Testing the differences between each type of machine learning algorithm to their strengths and weaknesses.
python3 dqn.py
The deep q-network actually surprised me quite a bit. I thought that it would take longer and more episodes due to not having the noise 'rejection' that a double deep q- network has.
python3 ddqn.py
The deep q-network performed as expected, but took more episodes than I was expecting.
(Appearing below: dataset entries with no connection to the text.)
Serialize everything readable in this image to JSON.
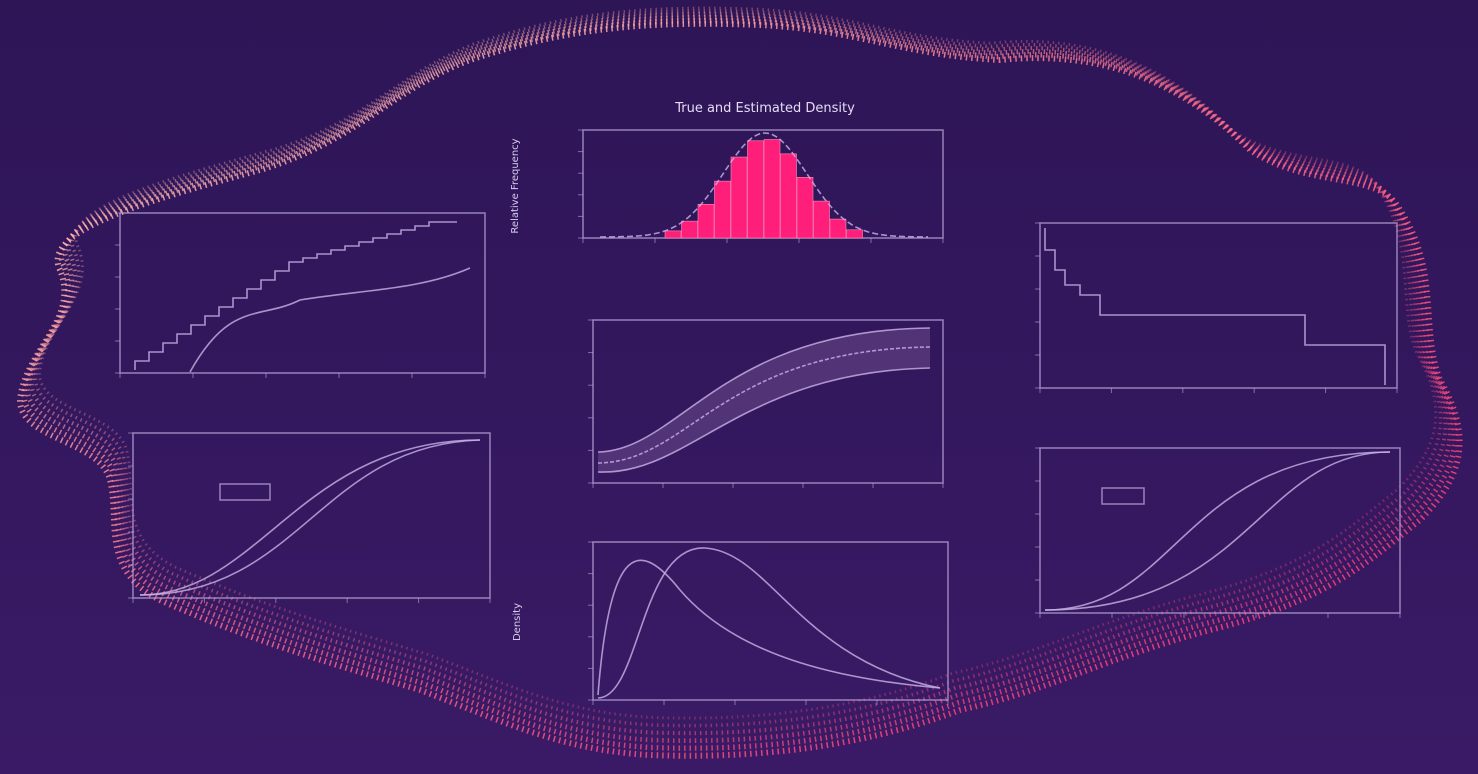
{
  "title": "True and Estimated Density",
  "histogram_y_label": "Relative Frequency",
  "density_y_label": "Density"
}
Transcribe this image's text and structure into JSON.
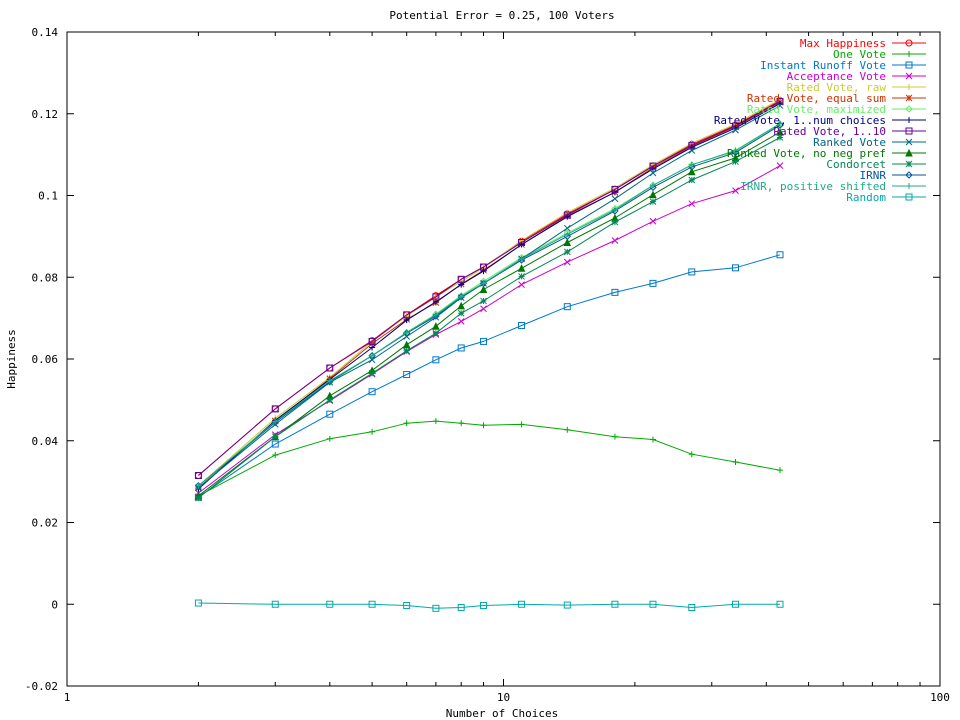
{
  "chart_data": {
    "type": "line",
    "title": "Potential Error = 0.25, 100 Voters",
    "xlabel": "Number of Choices",
    "ylabel": "Happiness",
    "xscale": "log",
    "xlim": [
      1,
      100
    ],
    "ylim": [
      -0.02,
      0.14
    ],
    "xticks": [
      1,
      10,
      100
    ],
    "yticks": [
      -0.02,
      0,
      0.02,
      0.04,
      0.06,
      0.08,
      0.1,
      0.12,
      0.14
    ],
    "ytick_labels": [
      "-0.02",
      "0",
      "0.02",
      "0.04",
      "0.06",
      "0.08",
      "0.1",
      "0.12",
      "0.14"
    ],
    "grid": false,
    "legend_position": "top-right",
    "x": [
      2,
      3,
      4,
      5,
      6,
      7,
      8,
      9,
      11,
      14,
      18,
      22,
      27,
      34,
      43
    ],
    "series": [
      {
        "name": "Max Happiness",
        "color": "#ff0000",
        "marker": "circle",
        "values": [
          0.0315,
          0.0478,
          0.0578,
          0.0645,
          0.0708,
          0.0755,
          0.0795,
          0.0825,
          0.0888,
          0.0955,
          0.1015,
          0.1072,
          0.1125,
          0.1172,
          0.1232
        ]
      },
      {
        "name": "One Vote",
        "color": "#00aa00",
        "marker": "plus",
        "values": [
          0.0265,
          0.0365,
          0.0405,
          0.0422,
          0.0443,
          0.0448,
          0.0443,
          0.0438,
          0.044,
          0.0427,
          0.041,
          0.0403,
          0.0367,
          0.0348,
          0.0328
        ]
      },
      {
        "name": "Instant Runoff Vote",
        "color": "#0077cc",
        "marker": "square",
        "values": [
          0.0262,
          0.0392,
          0.0465,
          0.052,
          0.0562,
          0.0598,
          0.0627,
          0.0643,
          0.0682,
          0.0728,
          0.0763,
          0.0785,
          0.0813,
          0.0823,
          0.0855
        ]
      },
      {
        "name": "Acceptance Vote",
        "color": "#cc00cc",
        "marker": "x",
        "values": [
          0.0272,
          0.0415,
          0.0498,
          0.0563,
          0.0618,
          0.066,
          0.0692,
          0.0723,
          0.0782,
          0.0837,
          0.089,
          0.0937,
          0.098,
          0.1012,
          0.1073
        ]
      },
      {
        "name": "Rated Vote, raw",
        "color": "#cccc33",
        "marker": "plus",
        "values": [
          0.029,
          0.0455,
          0.0555,
          0.0643,
          0.0705,
          0.0752,
          0.079,
          0.0823,
          0.089,
          0.0958,
          0.1018,
          0.1075,
          0.1128,
          0.1175,
          0.1235
        ]
      },
      {
        "name": "Rated Vote, equal sum",
        "color": "#cc3300",
        "marker": "star",
        "values": [
          0.0285,
          0.0448,
          0.0552,
          0.0638,
          0.0697,
          0.0738,
          0.0783,
          0.0817,
          0.088,
          0.095,
          0.1008,
          0.1068,
          0.112,
          0.1168,
          0.1228
        ]
      },
      {
        "name": "Rated Vote, maximized",
        "color": "#66ee66",
        "marker": "diamond",
        "values": [
          0.0285,
          0.0445,
          0.0543,
          0.0608,
          0.0665,
          0.071,
          0.0755,
          0.079,
          0.0848,
          0.0908,
          0.0968,
          0.1025,
          0.1075,
          0.1108,
          0.1175
        ]
      },
      {
        "name": "Rated Vote, 1..num choices",
        "color": "#000080",
        "marker": "plus",
        "values": [
          0.0282,
          0.045,
          0.055,
          0.0628,
          0.0695,
          0.074,
          0.0782,
          0.0815,
          0.088,
          0.0948,
          0.1008,
          0.1065,
          0.1118,
          0.1165,
          0.1225
        ]
      },
      {
        "name": "Rated Vote, 1..10",
        "color": "#660099",
        "marker": "square",
        "values": [
          0.0315,
          0.0478,
          0.0578,
          0.0643,
          0.0708,
          0.0752,
          0.0795,
          0.0825,
          0.0885,
          0.0952,
          0.1015,
          0.1072,
          0.1122,
          0.117,
          0.123
        ]
      },
      {
        "name": "Ranked Vote",
        "color": "#006688",
        "marker": "x",
        "values": [
          0.0285,
          0.044,
          0.0543,
          0.0598,
          0.0655,
          0.0702,
          0.075,
          0.0785,
          0.0845,
          0.092,
          0.0992,
          0.1055,
          0.111,
          0.116,
          0.122
        ]
      },
      {
        "name": "Ranked Vote, no neg pref",
        "color": "#007700",
        "marker": "triangle",
        "values": [
          0.0265,
          0.041,
          0.051,
          0.0572,
          0.0635,
          0.068,
          0.073,
          0.077,
          0.0822,
          0.0885,
          0.0945,
          0.1002,
          0.1058,
          0.1092,
          0.1155
        ]
      },
      {
        "name": "Condorcet",
        "color": "#008855",
        "marker": "star",
        "values": [
          0.026,
          0.041,
          0.05,
          0.0565,
          0.062,
          0.0663,
          0.0712,
          0.0742,
          0.0802,
          0.0862,
          0.0935,
          0.0985,
          0.1038,
          0.1083,
          0.1142
        ]
      },
      {
        "name": "IRNR",
        "color": "#005599",
        "marker": "diamond",
        "values": [
          0.029,
          0.0445,
          0.0545,
          0.0608,
          0.0663,
          0.0705,
          0.0752,
          0.0785,
          0.0842,
          0.09,
          0.0962,
          0.102,
          0.107,
          0.1105,
          0.1172
        ]
      },
      {
        "name": "IRNR, positive shifted",
        "color": "#22aa88",
        "marker": "plus",
        "values": [
          0.029,
          0.0447,
          0.0547,
          0.0608,
          0.0665,
          0.0708,
          0.0753,
          0.0786,
          0.0845,
          0.0905,
          0.0965,
          0.1025,
          0.1075,
          0.111,
          0.1176
        ]
      },
      {
        "name": "Random",
        "color": "#00aaaa",
        "marker": "square",
        "values": [
          0.0003,
          0.0,
          0.0,
          0.0,
          -0.0003,
          -0.001,
          -0.0008,
          -0.0003,
          0.0,
          -0.0002,
          0.0,
          0.0,
          -0.0008,
          0.0,
          0.0
        ]
      }
    ]
  }
}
Surprisingly the Deep Q-Network was more stable and trained faster than the 'new and improved' Double Deep Q-Network developed by DeepMind. It is possible that specifically in LunarLander-v2 the DQN doesn't suffer from overestimations that the DDQN was developed to solve.
python3 reinforce.py
The reinforce algorithm was stable, but looked to have be very slow at achieving any greater performance than it did. REINFORCE also surprised me at how noisy it was during training. If there wasn't an averaging curve I wouldn't have been able to tell it was getting improving.
python3 a2c.py
The advantage actor-critic model worked quite well. It appeared to have some difficulties in the middle of training but it eventually recovered. Had I let it train longer I expect it could have reached a significantly higher score.
When comparing the two I expect that the A2C model had a higher ceiling than the REINFORCE model. It makes sense that the A2C took longer to train because it had to train both an actor and a critic while the REINFORCE model only had to train a single model. It also had a larger network to train than the REINFORCE model.